Naukowcy z Merck stworzyli molekułę, która – jak się wydaje – radzi sobie ze wszystkimi wymienionymi problemami. Przetestowali lek na zwierzętach i zauważyli, że znacząco redukuje on zarówno poziom β-amyloidu jak i APP beta we krwi oraz płynie mózgowo-rdzeniowym. Nie zaobserwowano żadnego toksycznego wpływu leku na organizm nawet wtedy, gdy lek podawano szczurom przez 6 miesięcy, a małpom przez 9 miesięcy. Jedynym widocznym skutkiem ubocznym była zmniejszona pigmentacja futra u myszy i królików. Nie wystąpiła ona u małp.
Po sukcesie badań na zwierzętach rozpoczęto pierwszą fazę badań na ludziach. Wzięła w niej udział niewielka grupa ochotników, a celem badań była ocena bezpieczeństwa nowego leku, sprawdzenie jak toleruje go organizm oraz opracowanie zaleceń dotyczących dawkowania w kolejnych etapach badań. U zdrowych dorosłych, którzy przez dwa tygodnie brali verubecestat oraz u osób z łagodną do umiarkowanej postaci Alzheimera, które przyjmowały lek przez tydzień, zauważono zmniejszenie ilości β-amyloidu i APP beta w płynie mózgowo-rdzeniowym.

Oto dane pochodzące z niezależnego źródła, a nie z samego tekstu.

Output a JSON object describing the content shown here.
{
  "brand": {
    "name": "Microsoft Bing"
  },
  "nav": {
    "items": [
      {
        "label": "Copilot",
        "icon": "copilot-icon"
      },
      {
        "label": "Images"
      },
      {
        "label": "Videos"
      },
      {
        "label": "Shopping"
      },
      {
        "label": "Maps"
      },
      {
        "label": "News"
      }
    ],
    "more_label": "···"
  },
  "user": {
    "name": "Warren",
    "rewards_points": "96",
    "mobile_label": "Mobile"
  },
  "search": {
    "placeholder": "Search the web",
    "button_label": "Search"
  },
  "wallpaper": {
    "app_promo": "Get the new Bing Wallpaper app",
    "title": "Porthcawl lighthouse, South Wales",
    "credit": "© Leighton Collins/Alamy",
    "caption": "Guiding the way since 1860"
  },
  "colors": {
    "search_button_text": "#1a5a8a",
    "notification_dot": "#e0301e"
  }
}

To pierwsze naukowe doniesienia o oddziaływaniu inhibitora BACE na człowieka – mówi jeden z czołowych światowych autorytetów w dziedzinie choroby Alzheimera Dennis Selkoe z Uniwersytetu Harvarda. Dobrą wiadomością jest, że badacze nie zauważyli dotychczas żadnych skutków ubocznych, których obawiamy się w związku ze stosowaniem inhibitorów BACE – stwierdził uczony.

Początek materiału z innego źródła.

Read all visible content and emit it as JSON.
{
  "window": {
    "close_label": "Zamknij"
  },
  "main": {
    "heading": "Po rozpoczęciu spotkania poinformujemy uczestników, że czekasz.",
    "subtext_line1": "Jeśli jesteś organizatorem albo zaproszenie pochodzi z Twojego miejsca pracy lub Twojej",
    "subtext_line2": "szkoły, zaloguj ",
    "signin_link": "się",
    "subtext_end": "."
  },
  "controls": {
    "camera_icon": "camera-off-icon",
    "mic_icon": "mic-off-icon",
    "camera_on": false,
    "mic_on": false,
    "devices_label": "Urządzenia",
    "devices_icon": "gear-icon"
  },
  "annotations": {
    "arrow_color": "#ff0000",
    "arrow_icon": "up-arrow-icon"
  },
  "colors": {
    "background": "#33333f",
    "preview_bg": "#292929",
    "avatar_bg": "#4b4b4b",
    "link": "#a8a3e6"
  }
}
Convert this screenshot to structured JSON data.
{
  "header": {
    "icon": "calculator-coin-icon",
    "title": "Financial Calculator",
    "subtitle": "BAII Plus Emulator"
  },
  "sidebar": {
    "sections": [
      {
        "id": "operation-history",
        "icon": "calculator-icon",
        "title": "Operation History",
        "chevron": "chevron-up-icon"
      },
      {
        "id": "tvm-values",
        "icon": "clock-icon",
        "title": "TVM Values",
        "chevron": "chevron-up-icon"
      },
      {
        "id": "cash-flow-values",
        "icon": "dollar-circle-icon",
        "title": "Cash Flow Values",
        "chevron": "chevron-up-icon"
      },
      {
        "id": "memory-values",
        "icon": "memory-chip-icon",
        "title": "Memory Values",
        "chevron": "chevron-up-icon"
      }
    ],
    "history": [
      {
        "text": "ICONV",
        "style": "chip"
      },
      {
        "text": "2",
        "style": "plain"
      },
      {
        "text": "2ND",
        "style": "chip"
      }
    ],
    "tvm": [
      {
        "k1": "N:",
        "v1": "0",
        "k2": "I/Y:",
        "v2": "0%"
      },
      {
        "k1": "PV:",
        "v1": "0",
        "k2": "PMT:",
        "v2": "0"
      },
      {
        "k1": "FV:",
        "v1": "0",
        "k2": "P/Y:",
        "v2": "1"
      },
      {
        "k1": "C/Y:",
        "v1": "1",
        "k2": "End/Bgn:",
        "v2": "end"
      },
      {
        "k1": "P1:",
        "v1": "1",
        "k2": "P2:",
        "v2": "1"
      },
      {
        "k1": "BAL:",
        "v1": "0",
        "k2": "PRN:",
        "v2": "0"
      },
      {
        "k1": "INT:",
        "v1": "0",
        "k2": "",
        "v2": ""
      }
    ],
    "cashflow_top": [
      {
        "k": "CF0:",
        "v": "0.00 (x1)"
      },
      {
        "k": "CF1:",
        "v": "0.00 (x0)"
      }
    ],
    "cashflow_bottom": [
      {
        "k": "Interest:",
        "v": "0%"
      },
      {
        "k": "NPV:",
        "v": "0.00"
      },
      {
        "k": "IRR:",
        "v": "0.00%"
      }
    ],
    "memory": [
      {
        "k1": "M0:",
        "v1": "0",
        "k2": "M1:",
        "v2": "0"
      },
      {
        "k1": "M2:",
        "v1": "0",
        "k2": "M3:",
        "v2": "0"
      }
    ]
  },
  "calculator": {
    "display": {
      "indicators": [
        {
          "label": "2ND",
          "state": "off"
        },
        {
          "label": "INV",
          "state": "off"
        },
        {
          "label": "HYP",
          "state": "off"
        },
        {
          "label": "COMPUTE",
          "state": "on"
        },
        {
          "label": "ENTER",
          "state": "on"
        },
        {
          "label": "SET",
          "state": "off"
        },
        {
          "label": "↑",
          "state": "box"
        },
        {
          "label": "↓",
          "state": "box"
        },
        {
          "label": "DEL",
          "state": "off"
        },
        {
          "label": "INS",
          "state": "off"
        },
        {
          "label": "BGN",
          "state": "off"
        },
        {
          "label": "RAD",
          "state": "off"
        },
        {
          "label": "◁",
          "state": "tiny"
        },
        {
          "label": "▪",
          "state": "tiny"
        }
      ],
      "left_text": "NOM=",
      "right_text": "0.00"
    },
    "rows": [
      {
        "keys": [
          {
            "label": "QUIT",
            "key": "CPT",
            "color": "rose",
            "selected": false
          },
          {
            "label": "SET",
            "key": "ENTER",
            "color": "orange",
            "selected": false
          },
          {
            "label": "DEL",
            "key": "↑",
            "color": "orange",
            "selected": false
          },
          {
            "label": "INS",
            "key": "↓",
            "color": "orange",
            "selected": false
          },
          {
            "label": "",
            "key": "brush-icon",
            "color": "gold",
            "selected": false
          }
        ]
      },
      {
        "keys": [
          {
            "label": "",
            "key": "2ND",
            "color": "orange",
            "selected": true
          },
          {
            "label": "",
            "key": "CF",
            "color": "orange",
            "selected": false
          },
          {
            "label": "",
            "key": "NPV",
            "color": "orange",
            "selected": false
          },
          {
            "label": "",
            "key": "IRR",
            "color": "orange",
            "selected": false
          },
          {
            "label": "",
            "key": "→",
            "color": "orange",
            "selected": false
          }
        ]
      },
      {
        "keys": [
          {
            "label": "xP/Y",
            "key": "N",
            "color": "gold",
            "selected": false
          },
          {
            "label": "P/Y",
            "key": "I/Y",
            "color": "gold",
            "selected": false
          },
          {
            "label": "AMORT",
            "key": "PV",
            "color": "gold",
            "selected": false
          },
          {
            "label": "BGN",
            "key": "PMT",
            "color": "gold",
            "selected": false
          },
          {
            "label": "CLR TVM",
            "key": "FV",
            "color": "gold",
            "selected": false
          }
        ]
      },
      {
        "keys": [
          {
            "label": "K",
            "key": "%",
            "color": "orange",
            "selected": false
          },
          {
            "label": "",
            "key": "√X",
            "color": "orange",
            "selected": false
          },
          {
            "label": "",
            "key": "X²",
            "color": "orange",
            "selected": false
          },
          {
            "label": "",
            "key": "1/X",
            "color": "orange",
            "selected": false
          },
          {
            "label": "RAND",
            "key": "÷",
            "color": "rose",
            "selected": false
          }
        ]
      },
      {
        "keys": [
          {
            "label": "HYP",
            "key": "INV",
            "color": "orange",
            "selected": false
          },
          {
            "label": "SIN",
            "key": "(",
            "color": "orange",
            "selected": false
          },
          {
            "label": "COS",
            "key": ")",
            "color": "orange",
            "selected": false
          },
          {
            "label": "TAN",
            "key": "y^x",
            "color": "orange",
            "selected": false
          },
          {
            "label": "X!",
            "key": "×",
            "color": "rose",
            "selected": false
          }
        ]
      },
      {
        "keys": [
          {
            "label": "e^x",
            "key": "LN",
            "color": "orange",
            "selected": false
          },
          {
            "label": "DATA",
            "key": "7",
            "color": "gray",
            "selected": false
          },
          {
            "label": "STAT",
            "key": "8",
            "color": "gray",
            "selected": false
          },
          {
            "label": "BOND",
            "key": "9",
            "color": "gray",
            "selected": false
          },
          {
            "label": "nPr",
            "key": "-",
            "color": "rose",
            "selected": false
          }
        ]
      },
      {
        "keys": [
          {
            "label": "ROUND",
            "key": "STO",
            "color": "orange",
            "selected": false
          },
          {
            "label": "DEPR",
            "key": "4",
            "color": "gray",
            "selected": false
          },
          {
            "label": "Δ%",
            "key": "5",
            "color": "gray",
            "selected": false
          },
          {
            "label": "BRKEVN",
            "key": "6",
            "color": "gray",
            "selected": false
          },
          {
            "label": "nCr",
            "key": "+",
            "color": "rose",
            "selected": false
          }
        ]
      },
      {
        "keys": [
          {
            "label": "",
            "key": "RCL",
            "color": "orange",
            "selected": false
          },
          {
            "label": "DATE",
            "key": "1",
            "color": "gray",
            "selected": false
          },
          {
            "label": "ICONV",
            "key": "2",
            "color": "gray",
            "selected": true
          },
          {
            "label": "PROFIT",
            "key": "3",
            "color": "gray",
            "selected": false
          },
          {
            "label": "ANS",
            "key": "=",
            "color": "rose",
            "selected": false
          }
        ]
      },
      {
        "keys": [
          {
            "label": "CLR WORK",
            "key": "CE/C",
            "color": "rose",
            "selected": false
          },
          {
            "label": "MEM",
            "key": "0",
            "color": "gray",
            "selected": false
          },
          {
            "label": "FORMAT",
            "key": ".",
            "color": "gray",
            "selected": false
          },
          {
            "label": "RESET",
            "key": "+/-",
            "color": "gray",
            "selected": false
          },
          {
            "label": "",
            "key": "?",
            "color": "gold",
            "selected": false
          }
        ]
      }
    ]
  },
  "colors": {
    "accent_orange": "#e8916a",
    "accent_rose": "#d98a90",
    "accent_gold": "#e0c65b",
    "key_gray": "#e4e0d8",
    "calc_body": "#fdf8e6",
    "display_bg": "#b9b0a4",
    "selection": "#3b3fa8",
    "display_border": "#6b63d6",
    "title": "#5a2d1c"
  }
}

Robert Vassar, biolog molekularny, który w 1999 roku odkrył BACE1, mówi, że brak skutków ubocznych może być spowodowany faktem, iż zespół z Merck Laboratories nie doprowadził do całkowitego stłumienia aktywności β-sekretazy. Być może przed skutkami ubocznymi chroni niewielka ilość BACE w mózgu i organizmie, stwierdza Vassar.

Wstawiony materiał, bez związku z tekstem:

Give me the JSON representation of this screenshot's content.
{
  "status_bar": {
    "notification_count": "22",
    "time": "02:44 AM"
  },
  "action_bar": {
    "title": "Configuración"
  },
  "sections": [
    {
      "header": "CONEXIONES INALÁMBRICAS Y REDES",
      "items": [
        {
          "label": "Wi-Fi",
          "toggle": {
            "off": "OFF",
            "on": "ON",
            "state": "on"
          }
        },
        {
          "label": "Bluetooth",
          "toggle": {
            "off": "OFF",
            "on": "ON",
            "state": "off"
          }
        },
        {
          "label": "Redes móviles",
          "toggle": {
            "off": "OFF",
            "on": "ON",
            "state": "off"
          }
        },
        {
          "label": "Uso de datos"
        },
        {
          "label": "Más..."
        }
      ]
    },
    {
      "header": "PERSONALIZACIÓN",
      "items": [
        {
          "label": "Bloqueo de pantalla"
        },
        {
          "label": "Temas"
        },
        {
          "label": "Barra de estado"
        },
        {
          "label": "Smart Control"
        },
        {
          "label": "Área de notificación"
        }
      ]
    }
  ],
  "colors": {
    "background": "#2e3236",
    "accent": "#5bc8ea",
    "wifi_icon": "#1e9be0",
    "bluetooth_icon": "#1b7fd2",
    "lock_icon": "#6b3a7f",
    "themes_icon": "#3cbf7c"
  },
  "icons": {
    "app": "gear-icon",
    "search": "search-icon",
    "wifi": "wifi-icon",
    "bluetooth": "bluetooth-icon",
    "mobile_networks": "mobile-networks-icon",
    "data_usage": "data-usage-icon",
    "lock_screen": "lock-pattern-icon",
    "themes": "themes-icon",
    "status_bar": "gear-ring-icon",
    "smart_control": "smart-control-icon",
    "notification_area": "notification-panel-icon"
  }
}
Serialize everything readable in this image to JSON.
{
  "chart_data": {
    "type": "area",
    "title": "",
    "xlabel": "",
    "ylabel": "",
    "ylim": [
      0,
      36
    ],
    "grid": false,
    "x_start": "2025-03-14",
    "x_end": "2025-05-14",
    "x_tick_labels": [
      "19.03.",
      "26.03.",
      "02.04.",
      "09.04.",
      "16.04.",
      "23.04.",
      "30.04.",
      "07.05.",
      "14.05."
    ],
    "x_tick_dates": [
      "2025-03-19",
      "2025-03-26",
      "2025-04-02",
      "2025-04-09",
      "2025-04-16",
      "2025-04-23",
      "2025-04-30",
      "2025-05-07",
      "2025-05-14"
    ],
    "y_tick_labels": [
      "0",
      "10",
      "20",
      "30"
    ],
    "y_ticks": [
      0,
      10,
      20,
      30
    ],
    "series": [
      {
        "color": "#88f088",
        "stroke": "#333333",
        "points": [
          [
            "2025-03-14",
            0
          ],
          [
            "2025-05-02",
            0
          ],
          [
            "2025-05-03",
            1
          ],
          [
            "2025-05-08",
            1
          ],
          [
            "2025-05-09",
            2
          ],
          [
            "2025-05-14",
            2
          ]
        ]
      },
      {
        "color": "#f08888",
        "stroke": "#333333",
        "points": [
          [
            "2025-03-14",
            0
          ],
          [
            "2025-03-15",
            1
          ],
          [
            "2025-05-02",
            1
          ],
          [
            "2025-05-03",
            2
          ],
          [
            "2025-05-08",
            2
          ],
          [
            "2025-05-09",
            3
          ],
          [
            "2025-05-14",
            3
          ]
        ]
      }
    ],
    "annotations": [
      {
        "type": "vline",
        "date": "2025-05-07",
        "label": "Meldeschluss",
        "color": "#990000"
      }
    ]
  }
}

Obiecujące wyniki badań pozwoliły na rozpoczęcie kolejnej fazy badań leku na ludziach. Obecnie trwają badania, które mają odpowiedzieć na pytanie o długoterminowy wpływ leku na człowieka. W pierwszych z tych badań bierze udział niemal 2000 osób cierpiących na od łagodnej po umiarkowaną formę Alzheimera. Będą one przyjmowały lek przez 18 miesięcy. W grupie drugiej znalazło się około 1500 osób u których badanie PET wykazało wczesne oznaki Alzheimera w postaci płytek beta-amyloidu w mózgu. Te osoby będą przyjmowały verubecestat przez dwa lata. Podstawowe pytanie brzmi: na ile bezpieczny jest lek przy długotrwałym przyjmowaniu. Niewykluczone przecież, że ludzie będą musieli brać ten lek przez całe życie, a tutaj zbadamy go na przestrzeni co najwyżej 2 lat. Jakie będą skutki przyjmowania, gdy ludzie będą się starzeli? – mówi Vassar.
Wyniki badań poznamy w 2017 i 2019 roku. Ważniejsze są te drugie, gdyż płytki amyloidowe mogą gromadzić się w mózgu już na 20 lat przed wystąpieniem objawów choroby. Jeśli okaże się, że u pacjentów zmniejsza się ilość płytek amyloidowych i nie dochodzi do upośledzenia zdolności poznawczych, będzie to mocnym wsparciem dla hipotezy o wpływie β-amyloidu na rozwój choroby Alzheimera.